The notion of query-to-communication lifting theorems is a generic framework to convert query lower bounds into two-party communication lower bounds. Though this framework is very generic and beautiful, it has some inherent limitations such as it only applies to lifted functions. In order to address this issue, we propose gadgetless lifting, a new framework to prove communication lower bounds. The crux of the new approach is to lift lower bounds for a family of restricted protocols into lower bounds for general protocols.

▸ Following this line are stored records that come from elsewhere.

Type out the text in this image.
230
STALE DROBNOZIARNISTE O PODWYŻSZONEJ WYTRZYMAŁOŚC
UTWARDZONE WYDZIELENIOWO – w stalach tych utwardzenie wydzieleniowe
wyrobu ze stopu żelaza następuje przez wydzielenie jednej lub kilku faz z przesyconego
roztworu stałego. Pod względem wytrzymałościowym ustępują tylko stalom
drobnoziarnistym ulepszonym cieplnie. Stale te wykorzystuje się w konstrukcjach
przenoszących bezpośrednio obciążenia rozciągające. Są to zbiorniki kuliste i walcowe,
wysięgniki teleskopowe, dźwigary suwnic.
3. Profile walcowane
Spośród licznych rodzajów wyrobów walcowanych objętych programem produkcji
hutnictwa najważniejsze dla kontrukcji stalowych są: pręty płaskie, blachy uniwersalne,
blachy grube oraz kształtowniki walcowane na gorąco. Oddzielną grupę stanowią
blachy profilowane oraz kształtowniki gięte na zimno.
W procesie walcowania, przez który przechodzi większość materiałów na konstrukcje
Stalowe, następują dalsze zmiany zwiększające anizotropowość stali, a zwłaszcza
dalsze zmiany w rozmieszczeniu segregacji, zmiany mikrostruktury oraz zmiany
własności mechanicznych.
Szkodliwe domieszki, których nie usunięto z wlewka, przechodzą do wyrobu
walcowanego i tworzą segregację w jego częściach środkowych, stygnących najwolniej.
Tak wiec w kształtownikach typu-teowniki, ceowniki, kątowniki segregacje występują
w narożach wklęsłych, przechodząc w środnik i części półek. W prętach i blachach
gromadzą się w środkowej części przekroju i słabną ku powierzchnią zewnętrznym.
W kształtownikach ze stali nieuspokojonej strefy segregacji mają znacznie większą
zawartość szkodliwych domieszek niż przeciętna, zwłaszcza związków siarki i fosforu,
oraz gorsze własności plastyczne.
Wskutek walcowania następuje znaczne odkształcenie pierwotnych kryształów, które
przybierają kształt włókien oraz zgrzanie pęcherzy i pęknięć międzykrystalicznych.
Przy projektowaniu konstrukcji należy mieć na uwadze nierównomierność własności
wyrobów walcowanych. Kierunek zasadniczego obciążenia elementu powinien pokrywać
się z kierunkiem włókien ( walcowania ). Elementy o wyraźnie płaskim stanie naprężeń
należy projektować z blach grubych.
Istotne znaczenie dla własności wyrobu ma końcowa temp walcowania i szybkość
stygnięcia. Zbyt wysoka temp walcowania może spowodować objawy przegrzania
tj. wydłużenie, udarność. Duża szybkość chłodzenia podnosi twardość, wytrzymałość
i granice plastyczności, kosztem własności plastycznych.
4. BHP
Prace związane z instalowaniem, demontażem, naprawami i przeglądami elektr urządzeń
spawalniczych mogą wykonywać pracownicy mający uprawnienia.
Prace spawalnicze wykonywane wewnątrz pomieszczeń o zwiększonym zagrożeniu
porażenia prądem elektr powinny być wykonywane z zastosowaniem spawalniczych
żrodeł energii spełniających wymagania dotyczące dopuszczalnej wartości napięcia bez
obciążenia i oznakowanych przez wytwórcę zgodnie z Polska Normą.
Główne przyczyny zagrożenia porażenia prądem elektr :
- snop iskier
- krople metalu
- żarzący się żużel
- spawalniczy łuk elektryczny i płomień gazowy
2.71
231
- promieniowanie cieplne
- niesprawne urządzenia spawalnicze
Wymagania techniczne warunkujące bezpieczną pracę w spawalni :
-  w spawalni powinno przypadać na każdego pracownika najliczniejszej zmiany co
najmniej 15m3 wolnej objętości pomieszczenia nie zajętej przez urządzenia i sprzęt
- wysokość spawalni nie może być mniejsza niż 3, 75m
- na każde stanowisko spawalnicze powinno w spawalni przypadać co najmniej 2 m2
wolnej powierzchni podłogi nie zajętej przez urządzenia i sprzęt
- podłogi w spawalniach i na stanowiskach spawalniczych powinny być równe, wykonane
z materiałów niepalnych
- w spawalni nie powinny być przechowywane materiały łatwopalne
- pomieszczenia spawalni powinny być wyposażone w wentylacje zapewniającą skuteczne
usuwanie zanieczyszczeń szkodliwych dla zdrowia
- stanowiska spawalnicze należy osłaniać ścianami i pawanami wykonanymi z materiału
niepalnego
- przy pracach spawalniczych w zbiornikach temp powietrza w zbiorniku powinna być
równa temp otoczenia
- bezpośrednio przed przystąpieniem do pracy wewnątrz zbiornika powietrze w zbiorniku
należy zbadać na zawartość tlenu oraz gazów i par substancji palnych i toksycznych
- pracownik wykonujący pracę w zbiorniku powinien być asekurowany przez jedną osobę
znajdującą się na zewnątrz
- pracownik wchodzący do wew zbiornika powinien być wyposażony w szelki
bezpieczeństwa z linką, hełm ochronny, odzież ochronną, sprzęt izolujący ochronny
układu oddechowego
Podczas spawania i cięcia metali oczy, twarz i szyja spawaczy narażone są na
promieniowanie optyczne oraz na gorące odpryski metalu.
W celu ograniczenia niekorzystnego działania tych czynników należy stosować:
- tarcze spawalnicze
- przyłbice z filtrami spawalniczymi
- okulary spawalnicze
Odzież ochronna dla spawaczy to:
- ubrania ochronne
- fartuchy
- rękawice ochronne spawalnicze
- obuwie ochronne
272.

To demonstrate the power of gadgetless lifting, we prove an $\Omega(n / k + k)$ communication lower bound on $(k - 1)$-round distributional complexity of the $k$-step pointer chasing problem under the uniform input distribution, improving the $\Omega(n/k - k\log n)$ lower bound due to Yehudayoff (Combinatorics Probability and Computing, 2020). Our lower bound almost matches the upper bound of $\widetilde{O}(n/k + k)$ communication by Nisan and Wigderson (STOC 91).
A key step in gadgetless lifting is how to choose the definition of restricted protocols. We start with proving communication lower bounds for restricted protocols, and then lift it into general settings. In this paper, our definition of restricted protocols is inspired by the structure-vs-pseudorandomness decomposition by Göös, Pitassi, and Watson (FOCS 17) and Yang and Zhang (STOC 24).
Previously, round-communication trade-offs were mainly obtained by round elimination and information complexity. However, both methods have some obstacles in some settings. In general, we believe gadgetless lifting provides a new solution to address previous barriers by round elimination and information complexity.